According to Pickle Packers International, a trade association for the pickled vegetable industry, nearly 70 percent of American households eat pickles. Americans consume more than 9 pounds of pickles per person annually.
Big-name brands such as Heinz, Claussen and Vlasic may dominate the mainstream grocery shelves, but the Washington-area’s “craft” picklers are starting to make their mark, with small producers such as Gordy’s Pickle Jar, In a Pickle, Oh! Pickles and Fresh Crunch Pickles joining Number 1 Sons in the local market.
Gordy’s is sold in 100 retail stores, and co-founder Sarah Gordon said the local picklers have a camaraderie along with the competition.

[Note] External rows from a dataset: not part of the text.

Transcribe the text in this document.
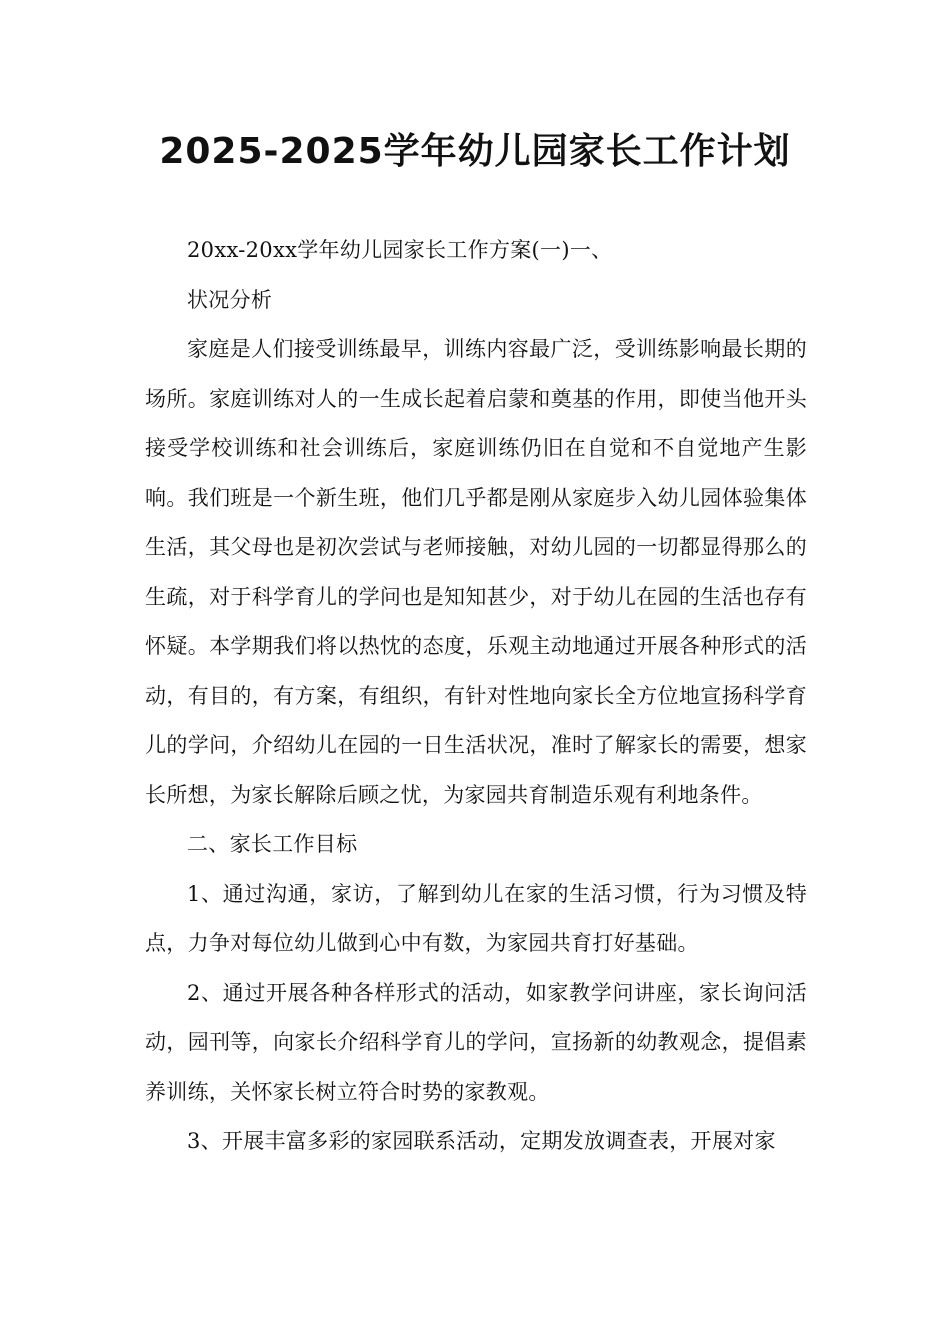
2025-2025学年幼儿园家长工作计划

20xx-20xx学年幼儿园家长工作方案(一)一、

状况分析

家庭是人们接受训练最早，训练内容最广泛，受训练影响最长期的场所。家庭训练对人的一生成长起着启蒙和奠基的作用，即使当他开头接受学校训练和社会训练后，家庭训练仍旧在自觉和不自觉地产生影响。我们班是一个新生班，他们几乎都是刚从家庭步入幼儿园体验集体生活，其父母也是初次尝试与老师接触，对幼儿园的一切都显得那么的生疏，对于科学育儿的学问也是知知甚少，对于幼儿在园的生活也存有怀疑。本学期我们将以热忱的态度，乐观主动地通过开展各种形式的活动，有目的，有方案，有组织，有针对性地向家长全方位地宣扬科学育儿的学问，介绍幼儿在园的一日生活状况，准时了解家长的需要，想家长所想，为家长解除后顾之忧，为家园共育制造乐观有利地条件。

二、家长工作目标

1、通过沟通，家访，了解到幼儿在家的生活习惯，行为习惯及特点，力争对每位幼儿做到心中有数，为家园共育打好基础。

2、通过开展各种各样形式的活动，如家教学问讲座，家长询问活动，园刊等，向家长介绍科学育儿的学问，宣扬新的幼教观念，提倡素养训练，关怀家长树立符合时势的家教观。

3、开展丰富多彩的家园联系活动，定期发放调查表，开展对家
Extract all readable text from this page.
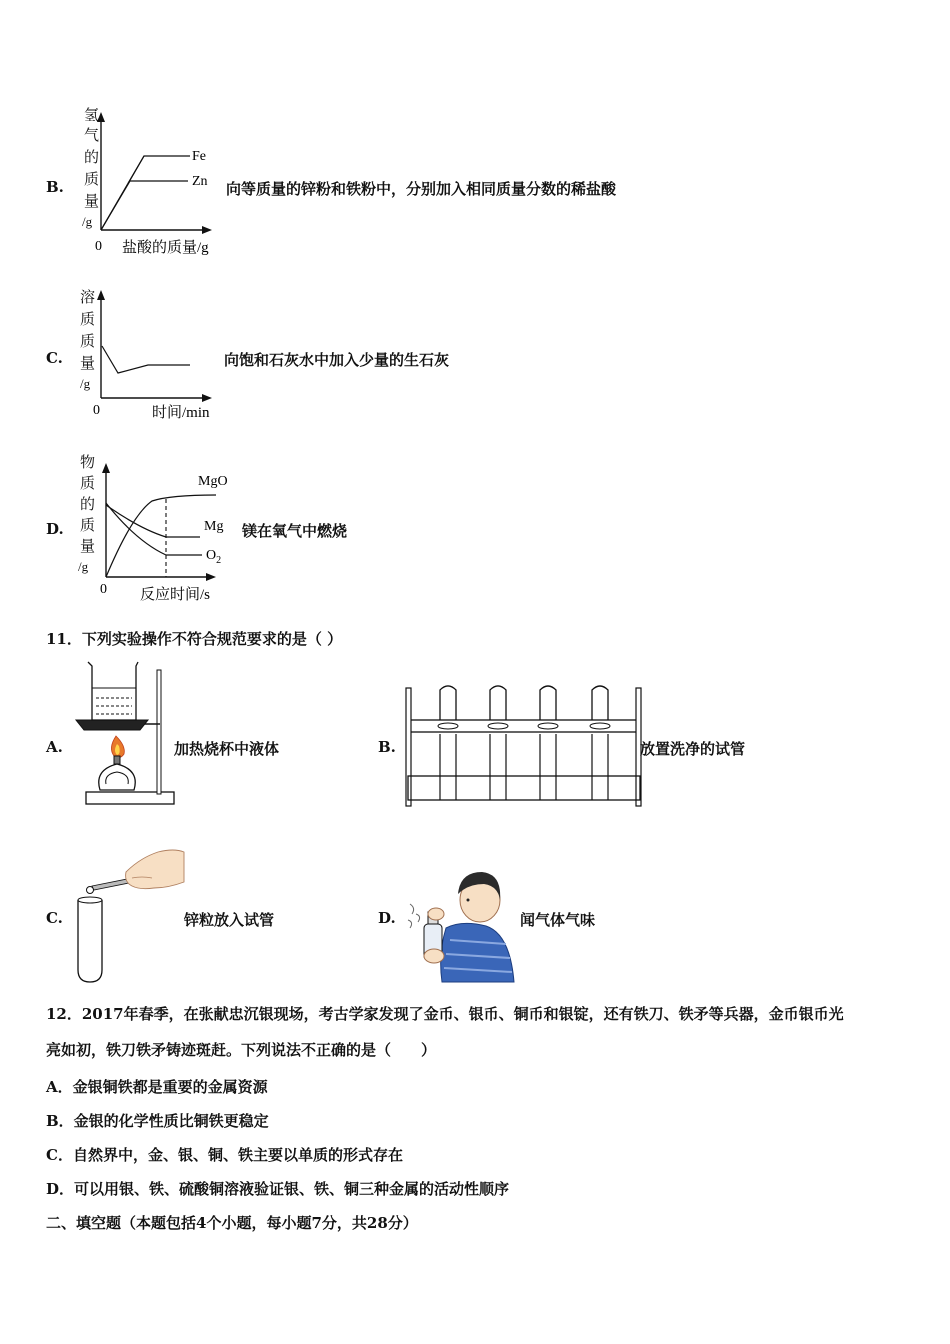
B.
氢
气
的
质
量
/g
Fe
Zn
0 盐酸的质量/g
向等质量的锌粉和铁粉中，分别加入相同质量分数的稀盐酸
C.
溶
质
质
量
/g
0	时间/min
向饱和石灰水中加入少量的生石灰
D.
物
质
的
质
量
/g
MgO
Mg
$O_2$
0 反应时间/s
镁在氧气中燃烧
11．下列实验操作不符合规范要求的是（ ）
A.	加热烧杯中液体	B.	放置洗净的试管
C.	锌粒放入试管	D.	闻气体气味
12．2017年春季，在张献忠沉银现场，考古学家发现了金币、银币、铜币和银锭，还有铁刀、铁矛等兵器，金币银币光
亮如初，铁刀铁矛铸迹斑赶。下列说法不正确的是（　　）
A．金银铜铁都是重要的金属资源
B．金银的化学性质比铜铁更稳定
C．自然界中，金、银、铜、铁主要以单质的形式存在
D．可以用银、铁、硫酸铜溶液验证银、铁、铜三种金属的活动性顺序
二、填空题（本题包括4个小题，每小题7分，共28分）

“There’s always been one goal from the start: To create community and make the best pickles at the same time,” Gordon said in an email. “Owning and operating a startup requires enormous amounts of sacrifices, so be ready to give 100 percent to whatever you set out to create.”
The founders of Number 1 Sons say they benefit from a heritage that does not shy away from pungent flavors.
“A lot of the foods we eat are fermented: cheese, some types of bread, sourdough, chocolate, coffee, wine, beer. The list can go on and on,” Caitlin Roberts said.
The siblings grew up tasting the fresh and powerful flavors of fermented foods. Half-Irish, half-Chinese, the young entrepreneurs credit their love of fresh food to their mother.